Any SME that’s been involved in litigation large or small should be familiar with the importance courts place on considering alternative dispute resolution (ADR) as well as attempts to resolve disputes both before and after proceedings have been commenced generally.
Courts at all levels have had the power to penalise a party’s unreasonable refusal to mediate for many years. A good example of that in action is a May 2024 judgment in which a judge reduced a successful defendant’s costs by 25% after it had ignored a pre-action offer to mediate, unreasonably rejected a further offer to mediate and then gone on to effectively ignore strong judicial encouragement to try to settle given on the first day of the trial.

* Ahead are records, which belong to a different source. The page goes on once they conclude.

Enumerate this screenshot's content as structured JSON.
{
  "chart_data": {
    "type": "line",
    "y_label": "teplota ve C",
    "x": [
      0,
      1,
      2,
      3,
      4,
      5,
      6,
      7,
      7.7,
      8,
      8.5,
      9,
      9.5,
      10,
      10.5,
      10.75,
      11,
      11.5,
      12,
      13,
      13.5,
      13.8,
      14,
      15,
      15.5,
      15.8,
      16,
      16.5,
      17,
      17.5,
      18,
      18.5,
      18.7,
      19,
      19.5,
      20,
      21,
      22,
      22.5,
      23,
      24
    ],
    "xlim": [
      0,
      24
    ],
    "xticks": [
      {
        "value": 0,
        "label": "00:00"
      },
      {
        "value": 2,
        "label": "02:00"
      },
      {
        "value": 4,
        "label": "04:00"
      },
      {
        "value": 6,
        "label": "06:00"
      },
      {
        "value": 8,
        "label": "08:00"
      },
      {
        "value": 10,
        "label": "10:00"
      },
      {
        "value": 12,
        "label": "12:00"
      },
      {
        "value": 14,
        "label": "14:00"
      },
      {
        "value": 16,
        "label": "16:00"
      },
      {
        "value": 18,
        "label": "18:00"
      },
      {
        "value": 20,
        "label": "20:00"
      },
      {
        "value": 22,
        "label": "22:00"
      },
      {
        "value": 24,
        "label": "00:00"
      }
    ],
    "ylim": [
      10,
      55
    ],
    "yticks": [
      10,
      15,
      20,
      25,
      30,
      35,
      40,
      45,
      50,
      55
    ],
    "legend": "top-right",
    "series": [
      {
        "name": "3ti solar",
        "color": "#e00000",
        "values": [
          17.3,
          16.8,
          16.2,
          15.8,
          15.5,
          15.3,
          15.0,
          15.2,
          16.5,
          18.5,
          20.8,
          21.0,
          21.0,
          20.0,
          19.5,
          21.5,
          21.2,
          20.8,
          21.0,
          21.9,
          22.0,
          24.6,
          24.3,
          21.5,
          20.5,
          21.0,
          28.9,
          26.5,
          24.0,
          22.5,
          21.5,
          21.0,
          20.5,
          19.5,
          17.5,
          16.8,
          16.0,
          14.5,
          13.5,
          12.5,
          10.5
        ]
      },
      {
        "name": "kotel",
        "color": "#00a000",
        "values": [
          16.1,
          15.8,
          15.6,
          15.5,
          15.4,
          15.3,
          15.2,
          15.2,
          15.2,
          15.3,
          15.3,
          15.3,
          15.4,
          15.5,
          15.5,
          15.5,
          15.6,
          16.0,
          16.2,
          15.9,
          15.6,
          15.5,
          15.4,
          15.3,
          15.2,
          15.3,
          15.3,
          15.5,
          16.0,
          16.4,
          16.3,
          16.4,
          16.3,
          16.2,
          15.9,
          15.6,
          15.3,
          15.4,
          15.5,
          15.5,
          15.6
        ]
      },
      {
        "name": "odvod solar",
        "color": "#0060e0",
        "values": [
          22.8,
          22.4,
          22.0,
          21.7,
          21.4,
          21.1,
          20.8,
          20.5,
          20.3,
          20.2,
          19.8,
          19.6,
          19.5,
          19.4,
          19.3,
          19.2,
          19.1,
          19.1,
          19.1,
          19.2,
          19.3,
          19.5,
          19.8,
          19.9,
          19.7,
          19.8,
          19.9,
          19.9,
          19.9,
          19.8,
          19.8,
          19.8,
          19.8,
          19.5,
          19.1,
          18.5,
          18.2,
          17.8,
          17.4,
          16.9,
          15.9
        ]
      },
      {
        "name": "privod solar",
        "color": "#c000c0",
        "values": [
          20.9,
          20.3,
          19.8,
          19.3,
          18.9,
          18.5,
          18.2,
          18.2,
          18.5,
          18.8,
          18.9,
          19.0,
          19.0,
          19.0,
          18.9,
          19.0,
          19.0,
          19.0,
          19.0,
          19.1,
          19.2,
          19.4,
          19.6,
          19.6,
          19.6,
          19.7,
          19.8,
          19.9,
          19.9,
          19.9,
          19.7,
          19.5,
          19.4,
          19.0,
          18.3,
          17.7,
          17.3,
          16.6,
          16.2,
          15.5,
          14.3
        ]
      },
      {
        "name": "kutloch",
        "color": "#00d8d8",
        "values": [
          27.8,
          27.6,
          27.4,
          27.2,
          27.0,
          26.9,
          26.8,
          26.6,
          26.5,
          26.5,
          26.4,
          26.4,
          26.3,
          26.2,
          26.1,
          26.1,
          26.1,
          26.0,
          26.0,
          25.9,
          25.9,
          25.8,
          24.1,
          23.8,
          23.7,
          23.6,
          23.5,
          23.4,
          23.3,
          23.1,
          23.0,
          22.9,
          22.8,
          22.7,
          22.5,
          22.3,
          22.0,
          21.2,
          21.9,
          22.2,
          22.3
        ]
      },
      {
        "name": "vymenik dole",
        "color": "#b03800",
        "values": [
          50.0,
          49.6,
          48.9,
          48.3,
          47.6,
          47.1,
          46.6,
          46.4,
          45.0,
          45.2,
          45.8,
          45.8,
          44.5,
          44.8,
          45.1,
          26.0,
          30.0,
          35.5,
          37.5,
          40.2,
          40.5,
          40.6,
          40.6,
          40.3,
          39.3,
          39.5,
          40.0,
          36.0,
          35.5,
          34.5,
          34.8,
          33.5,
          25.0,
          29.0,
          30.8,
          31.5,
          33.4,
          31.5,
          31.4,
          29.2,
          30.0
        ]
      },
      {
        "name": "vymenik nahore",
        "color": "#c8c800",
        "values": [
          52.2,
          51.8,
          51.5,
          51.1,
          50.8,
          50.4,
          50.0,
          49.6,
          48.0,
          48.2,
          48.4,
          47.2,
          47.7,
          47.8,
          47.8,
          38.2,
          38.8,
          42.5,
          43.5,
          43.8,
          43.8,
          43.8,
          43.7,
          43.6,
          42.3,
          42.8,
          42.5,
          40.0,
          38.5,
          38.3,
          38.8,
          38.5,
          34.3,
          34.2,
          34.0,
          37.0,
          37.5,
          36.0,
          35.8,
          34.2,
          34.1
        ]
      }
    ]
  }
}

Despite those powers, and judges frequently indicating that they think parties should try to settle, a big question remained around whether courts could go further than encouraging mediation and compel parties to attempt settlement.
That question was answered with a resounding ‘yes’ in late 2023, when the Court of Appeal held that a court can order parties to engage in non-court resolution processes provided that doing so will not impair either side’s right to proceed to a judicial hearing, and the process ordered is proportionate to the legitimate aim of settling the dispute fairly, quickly and at a reasonable cost.
Changes to the court’s rules to reflect this across the board are now in train.
Small claims
All defended claims for under £10,000 in the county court (with some exceptions) are now referred to mediation.
These referrals are likely to catch many of the lower value debt recovery claims SMEs typically issue as part of their credit control process so it makes sense to pre-empt what will follow and take a constructive view on pre-issue attempts to settle claims where defences are expected given the time and costs that could save, particularly as it’s currently taking about 50 weeks for small claims to get to trial.
In addition to the potential for saving time and costs, ADR (which can include straightforward negotiations without the need for mediators or lawyers) has a history or preserving, and sometimes recovering, commercial relationships – particularly where discussions are conducted by senior staff who are not directly involved in the minutiae of the issues and can bring some commercial detachment to them.
Pre-action settlement discussions are also useful in long term supply arrangements and projects where thought should be given to including contractual dispute resolution provisions which set out and mandate agreed pre-action steps that have to be taken before one side can sue the other.
Small claims mediations are referred to Small Claims Mediation Service which uses trained mediators to provide a free mediation conducted by telephone that usually takes an hour. Businesses will need to take a view on whether that will be suitable for specific cases and bear in mind that the court has the power to impose sanctions for a failure to attend a mediation appointment as well as to penalise unreasonable conduct in relation to the mediation itself. They should also think about training staff to deal with mediations if they are likely to get involved in them regularly.
Other claims
All claims over £10,000 (and those for less than that) will be caught by changes to the court’s rules that will become effective on 1 October 2024.
The changes modify the rules’ overriding objective (that the court and litigants have to follow) in two ways. First, by including “promoting or using alternative dispute resolution” as a way for the court to deal with cases “justly and at proportionate cost”. Second, and significantly, by putting the question of what a court can order beyond doubt by augmenting the current power to encourage the use of ADR and with an express power to order them to use it.